Minnesota still has a vacancy at shortstop, with stopgap veteran Kyle Farmer looking to be the current favorite at the position. Which other teams could be involved is unknown. Giants president of baseball operations Farhan Zaidi told reporters last week it was unlikely the club would circle back to Correa. The Braves and Red Sox each lost star shortstops in free agency this winter, though neither was tied especially strongly to Correa at any point in the offseason. Atlanta seems unlikely to make a massive free agent strike, while Boston just agreed to terms with Rafael Devers on a $313.5MM extension yesterday.

The Orioles were loosely linked to Correa at one point but never seemed to seriously make a run at a top-of-the-market free agent. The Padres, Phillies and Cubs each turned elsewhere in free agency for a star shortstop and the Dodgers reportedly had little interest in Correa thanks to his ties to the 2017 Astros.

All things considered, it’d appear the Twins would be the strongest competition for the Mets. That’d seem to be contingent on talks with New York falling apart. Heyman characterizes those discussions as “sticky” but there’s no suggestion they’re at a dire point.

Multiple reports in recent weeks have suggested the Mets are looking to add language that’d allow them to get out of part of the contract if Correa suffers a serious right leg injury. Puma first reported a week ago such a concept was under discussion. Ken Rosenthal reiterated that on The Athletic’s podcast on Tuesday, suggesting the deal would require some kind of modification to protect the Mets in case of injury.

Heyman echoes those reports, writing the Mets are insistent on including some kind of injury provision. According to Heyman, the club doesn’t want to make any major changes to the base 12-year, $315MM structure. They do, however, apparently want to build in a manner of lowering that guarantee and/or allowing them to get out of the contract early in the event Correa spends a certain amount of time on the injured list with a right leg problem specifically. How long such an IL stint would have to be and how many years or dollars could be voided in the case of an injury would have to be agreed upon by both sides, and it seems those issues are holding up the contract’s finalization.

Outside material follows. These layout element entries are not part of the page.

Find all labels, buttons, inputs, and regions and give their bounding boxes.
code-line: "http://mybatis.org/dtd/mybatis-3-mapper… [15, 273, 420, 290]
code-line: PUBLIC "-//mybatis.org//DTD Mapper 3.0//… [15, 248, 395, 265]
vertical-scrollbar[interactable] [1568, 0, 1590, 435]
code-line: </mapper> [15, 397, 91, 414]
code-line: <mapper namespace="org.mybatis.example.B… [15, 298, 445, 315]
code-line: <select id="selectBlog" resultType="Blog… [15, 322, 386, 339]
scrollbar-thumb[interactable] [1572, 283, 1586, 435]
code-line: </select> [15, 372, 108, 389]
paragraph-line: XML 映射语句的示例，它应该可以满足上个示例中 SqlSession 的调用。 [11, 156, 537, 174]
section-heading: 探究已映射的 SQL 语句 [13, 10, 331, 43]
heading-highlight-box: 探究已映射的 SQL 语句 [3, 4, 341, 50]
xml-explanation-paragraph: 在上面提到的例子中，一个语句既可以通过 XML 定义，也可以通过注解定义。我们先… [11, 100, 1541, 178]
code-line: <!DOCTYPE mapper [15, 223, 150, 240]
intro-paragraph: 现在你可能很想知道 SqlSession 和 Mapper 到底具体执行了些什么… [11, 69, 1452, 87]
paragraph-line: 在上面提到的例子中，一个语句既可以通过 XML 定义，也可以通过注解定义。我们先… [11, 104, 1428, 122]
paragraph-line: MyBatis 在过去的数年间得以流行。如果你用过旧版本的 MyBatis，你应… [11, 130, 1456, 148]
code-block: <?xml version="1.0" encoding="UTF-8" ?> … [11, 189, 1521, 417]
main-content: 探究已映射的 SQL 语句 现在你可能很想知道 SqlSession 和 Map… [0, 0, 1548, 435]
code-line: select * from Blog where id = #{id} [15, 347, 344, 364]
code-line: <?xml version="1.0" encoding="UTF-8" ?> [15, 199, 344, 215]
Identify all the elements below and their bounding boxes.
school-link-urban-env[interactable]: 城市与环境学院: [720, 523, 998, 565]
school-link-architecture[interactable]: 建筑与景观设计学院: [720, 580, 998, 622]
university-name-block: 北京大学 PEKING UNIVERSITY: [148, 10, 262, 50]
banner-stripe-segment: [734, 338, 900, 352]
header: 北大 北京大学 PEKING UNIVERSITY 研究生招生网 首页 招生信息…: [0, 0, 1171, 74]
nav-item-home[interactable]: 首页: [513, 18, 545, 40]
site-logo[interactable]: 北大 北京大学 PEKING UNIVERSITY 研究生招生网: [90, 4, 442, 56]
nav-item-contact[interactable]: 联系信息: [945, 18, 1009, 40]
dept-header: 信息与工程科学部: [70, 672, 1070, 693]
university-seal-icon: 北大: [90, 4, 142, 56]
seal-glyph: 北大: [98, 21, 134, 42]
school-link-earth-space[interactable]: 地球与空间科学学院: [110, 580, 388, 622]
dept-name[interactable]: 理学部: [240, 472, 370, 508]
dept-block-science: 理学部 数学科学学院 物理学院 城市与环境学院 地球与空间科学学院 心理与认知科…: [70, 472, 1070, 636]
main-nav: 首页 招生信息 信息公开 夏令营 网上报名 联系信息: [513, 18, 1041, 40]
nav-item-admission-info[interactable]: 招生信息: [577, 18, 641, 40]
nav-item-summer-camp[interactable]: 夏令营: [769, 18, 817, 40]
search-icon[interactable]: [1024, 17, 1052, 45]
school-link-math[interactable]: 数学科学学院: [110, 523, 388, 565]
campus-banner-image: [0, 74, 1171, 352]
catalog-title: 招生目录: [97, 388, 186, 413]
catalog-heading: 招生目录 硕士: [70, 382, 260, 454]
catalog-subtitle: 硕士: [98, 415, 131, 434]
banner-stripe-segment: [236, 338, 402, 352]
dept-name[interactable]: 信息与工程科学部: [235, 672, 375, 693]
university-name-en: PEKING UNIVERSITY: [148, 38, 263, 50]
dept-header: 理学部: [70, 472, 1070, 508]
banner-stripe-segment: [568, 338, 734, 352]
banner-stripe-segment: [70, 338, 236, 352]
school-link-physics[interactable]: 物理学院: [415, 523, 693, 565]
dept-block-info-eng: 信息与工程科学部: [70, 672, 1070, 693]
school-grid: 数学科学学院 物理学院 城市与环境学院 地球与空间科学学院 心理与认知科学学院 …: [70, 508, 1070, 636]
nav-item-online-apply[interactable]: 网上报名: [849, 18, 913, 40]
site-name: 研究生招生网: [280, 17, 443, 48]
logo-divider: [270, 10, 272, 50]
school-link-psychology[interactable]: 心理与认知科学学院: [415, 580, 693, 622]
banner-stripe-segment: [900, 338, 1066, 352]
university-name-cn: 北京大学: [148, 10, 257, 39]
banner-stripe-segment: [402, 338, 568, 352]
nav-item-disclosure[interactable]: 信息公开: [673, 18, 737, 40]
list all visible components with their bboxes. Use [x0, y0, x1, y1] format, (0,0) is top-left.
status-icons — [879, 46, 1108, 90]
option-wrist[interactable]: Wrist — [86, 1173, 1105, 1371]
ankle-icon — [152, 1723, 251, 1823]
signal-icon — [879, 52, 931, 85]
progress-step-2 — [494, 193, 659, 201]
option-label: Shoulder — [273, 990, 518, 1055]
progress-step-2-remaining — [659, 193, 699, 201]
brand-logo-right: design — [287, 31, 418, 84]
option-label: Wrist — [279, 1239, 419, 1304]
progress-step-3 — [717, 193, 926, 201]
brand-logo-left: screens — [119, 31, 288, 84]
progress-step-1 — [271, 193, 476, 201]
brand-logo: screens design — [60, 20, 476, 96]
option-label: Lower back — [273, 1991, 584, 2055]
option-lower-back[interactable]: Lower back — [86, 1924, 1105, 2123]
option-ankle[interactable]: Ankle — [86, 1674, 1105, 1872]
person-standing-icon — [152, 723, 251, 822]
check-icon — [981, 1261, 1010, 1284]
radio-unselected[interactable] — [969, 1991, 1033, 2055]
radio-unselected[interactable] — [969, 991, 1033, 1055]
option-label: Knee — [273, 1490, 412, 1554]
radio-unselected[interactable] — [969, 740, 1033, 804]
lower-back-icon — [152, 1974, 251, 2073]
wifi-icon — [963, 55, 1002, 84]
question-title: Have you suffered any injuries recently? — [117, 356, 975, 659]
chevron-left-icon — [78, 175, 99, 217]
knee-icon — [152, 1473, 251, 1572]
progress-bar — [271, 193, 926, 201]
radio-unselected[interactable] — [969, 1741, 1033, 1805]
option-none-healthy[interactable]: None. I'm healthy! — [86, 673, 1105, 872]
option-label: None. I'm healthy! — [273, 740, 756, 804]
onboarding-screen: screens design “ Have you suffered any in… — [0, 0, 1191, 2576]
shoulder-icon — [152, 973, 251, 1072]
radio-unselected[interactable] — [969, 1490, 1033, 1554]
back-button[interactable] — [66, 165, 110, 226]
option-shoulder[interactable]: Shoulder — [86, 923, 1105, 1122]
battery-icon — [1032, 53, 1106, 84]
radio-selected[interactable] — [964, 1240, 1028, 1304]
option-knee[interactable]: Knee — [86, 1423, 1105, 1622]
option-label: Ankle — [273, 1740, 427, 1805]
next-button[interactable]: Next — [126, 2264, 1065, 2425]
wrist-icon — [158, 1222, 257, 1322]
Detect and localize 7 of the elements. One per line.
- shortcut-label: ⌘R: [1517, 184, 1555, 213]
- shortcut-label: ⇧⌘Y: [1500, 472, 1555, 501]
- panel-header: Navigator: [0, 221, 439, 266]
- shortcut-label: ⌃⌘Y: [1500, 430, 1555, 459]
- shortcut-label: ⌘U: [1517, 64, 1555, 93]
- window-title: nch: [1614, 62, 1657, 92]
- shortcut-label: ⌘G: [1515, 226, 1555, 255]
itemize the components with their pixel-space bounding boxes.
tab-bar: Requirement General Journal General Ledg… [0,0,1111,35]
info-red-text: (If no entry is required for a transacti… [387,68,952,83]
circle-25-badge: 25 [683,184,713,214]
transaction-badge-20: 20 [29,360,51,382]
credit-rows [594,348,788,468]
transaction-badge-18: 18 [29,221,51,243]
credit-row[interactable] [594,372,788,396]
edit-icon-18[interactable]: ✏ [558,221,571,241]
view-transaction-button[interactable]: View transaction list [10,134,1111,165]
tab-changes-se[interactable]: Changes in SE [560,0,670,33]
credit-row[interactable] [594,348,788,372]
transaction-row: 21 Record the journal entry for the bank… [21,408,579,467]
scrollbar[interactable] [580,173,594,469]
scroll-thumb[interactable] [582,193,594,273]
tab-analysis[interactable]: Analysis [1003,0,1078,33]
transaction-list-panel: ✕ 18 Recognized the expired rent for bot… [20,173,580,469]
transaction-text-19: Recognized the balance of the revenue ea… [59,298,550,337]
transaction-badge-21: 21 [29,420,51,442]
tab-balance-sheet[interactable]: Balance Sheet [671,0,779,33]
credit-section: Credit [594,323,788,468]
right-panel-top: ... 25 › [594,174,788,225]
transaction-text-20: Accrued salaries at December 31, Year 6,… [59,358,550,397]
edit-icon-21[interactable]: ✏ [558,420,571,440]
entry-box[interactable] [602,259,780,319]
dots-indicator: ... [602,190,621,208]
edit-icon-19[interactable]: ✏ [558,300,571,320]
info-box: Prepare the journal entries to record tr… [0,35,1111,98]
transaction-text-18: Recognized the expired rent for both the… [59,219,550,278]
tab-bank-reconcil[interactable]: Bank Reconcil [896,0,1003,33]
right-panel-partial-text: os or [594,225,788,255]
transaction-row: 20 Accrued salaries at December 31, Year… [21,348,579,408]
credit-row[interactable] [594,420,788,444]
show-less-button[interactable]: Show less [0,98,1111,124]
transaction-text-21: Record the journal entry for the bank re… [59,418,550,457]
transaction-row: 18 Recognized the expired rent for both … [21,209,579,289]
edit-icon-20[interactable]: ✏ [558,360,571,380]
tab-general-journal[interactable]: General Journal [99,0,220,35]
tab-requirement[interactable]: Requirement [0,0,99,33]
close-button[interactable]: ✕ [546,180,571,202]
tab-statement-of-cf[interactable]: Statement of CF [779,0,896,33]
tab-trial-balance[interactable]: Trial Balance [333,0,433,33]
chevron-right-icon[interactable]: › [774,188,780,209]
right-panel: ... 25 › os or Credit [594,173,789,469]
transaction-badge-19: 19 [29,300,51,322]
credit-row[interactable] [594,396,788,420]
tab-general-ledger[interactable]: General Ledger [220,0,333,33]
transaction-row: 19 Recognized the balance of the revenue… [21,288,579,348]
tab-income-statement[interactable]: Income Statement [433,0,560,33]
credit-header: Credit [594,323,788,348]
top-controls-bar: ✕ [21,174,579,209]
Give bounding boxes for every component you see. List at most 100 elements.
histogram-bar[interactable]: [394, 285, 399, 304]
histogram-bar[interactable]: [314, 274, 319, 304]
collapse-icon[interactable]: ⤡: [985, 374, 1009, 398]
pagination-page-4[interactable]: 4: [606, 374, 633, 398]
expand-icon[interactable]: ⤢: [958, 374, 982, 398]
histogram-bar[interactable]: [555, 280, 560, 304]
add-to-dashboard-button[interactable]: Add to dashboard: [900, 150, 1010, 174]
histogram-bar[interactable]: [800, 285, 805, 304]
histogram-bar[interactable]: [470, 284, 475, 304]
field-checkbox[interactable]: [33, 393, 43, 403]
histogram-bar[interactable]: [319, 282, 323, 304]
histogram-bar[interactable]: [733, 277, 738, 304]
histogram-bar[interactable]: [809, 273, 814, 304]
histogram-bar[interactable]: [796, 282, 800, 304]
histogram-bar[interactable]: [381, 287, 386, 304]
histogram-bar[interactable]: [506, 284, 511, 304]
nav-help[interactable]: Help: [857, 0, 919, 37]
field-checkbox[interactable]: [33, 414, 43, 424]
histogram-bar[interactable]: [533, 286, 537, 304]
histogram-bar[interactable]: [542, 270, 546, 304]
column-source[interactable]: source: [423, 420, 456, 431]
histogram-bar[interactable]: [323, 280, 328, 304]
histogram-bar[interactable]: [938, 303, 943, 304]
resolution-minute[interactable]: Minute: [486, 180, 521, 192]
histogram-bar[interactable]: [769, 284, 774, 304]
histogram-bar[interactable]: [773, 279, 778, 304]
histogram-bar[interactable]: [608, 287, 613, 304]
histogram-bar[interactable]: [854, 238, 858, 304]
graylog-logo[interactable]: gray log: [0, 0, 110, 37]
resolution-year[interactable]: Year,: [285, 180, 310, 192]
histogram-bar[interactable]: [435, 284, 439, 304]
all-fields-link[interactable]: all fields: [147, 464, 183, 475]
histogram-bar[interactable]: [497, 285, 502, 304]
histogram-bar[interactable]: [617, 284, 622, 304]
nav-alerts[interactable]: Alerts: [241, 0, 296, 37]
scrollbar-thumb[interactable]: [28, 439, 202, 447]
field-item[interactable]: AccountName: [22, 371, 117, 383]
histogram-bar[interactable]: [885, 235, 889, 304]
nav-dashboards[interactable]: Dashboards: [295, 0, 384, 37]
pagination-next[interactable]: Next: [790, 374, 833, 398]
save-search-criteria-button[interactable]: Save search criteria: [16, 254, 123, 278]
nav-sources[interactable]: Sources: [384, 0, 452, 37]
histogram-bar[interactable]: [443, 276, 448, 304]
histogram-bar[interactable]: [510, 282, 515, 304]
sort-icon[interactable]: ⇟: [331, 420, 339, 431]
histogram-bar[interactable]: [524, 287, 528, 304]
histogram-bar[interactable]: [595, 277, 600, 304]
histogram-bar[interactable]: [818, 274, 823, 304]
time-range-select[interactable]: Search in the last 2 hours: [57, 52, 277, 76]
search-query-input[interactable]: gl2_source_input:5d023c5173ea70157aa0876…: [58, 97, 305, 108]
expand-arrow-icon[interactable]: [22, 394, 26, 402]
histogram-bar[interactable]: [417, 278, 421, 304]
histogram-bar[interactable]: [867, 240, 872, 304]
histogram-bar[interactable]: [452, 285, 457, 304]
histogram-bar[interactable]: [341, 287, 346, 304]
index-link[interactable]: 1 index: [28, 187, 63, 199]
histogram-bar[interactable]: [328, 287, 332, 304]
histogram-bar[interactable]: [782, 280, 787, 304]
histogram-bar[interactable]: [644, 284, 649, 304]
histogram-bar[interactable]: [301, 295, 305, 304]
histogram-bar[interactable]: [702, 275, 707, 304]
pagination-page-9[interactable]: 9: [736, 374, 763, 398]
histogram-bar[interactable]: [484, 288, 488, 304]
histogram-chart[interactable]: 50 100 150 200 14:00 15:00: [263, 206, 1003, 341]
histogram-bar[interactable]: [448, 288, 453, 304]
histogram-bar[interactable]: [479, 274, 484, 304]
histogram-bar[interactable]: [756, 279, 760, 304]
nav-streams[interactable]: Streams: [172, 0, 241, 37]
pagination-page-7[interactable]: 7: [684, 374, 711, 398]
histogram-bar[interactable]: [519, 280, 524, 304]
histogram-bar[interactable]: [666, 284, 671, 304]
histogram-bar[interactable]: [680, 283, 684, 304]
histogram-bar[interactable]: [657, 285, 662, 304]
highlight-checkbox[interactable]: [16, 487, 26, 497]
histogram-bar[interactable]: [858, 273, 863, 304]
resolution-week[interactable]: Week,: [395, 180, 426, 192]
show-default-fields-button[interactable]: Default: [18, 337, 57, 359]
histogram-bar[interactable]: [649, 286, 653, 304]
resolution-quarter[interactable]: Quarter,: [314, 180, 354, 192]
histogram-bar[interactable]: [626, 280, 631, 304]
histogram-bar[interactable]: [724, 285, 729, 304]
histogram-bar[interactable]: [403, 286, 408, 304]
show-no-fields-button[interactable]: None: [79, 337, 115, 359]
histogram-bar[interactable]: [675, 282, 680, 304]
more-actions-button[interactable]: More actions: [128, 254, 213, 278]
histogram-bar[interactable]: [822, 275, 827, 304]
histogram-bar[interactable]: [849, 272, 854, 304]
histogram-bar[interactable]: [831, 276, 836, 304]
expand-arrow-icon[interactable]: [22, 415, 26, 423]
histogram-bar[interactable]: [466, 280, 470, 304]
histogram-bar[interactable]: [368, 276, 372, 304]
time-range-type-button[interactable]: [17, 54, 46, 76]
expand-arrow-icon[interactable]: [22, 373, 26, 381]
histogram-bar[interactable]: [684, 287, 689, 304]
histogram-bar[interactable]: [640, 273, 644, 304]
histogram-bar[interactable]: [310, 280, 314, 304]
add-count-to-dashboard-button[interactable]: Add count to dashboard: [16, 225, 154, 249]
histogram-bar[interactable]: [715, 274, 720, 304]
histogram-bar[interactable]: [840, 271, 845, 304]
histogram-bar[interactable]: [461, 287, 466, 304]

That kind of clause is rare but not entirely without precedent. As an example, fellow Boras Corporation client J.D. Martinez altered his deal with the Red Sox over the 2018-19 offseason after the team flagged a foot issue during his physical. The sides moved forward with their agreed-upon five-year, $110MM framework but included stipulations that would’ve allowed the Red Sox to opt out of the final two years of the contract in the event Martinez suffered another foot injury that resulted in a lengthy injured list stint (as reported by Evan Drellich, then of NBC Sports Boston). Martinez never suffered a serious injury and wound up playing out the five-year deal before hitting free agency again this winter.

The Mets continue to try to work out a similar provision in this case. Where the winding saga will go next is to be determined, but it’ll remain the offseason’s main storyline until Correa officially signs a contract somewhere.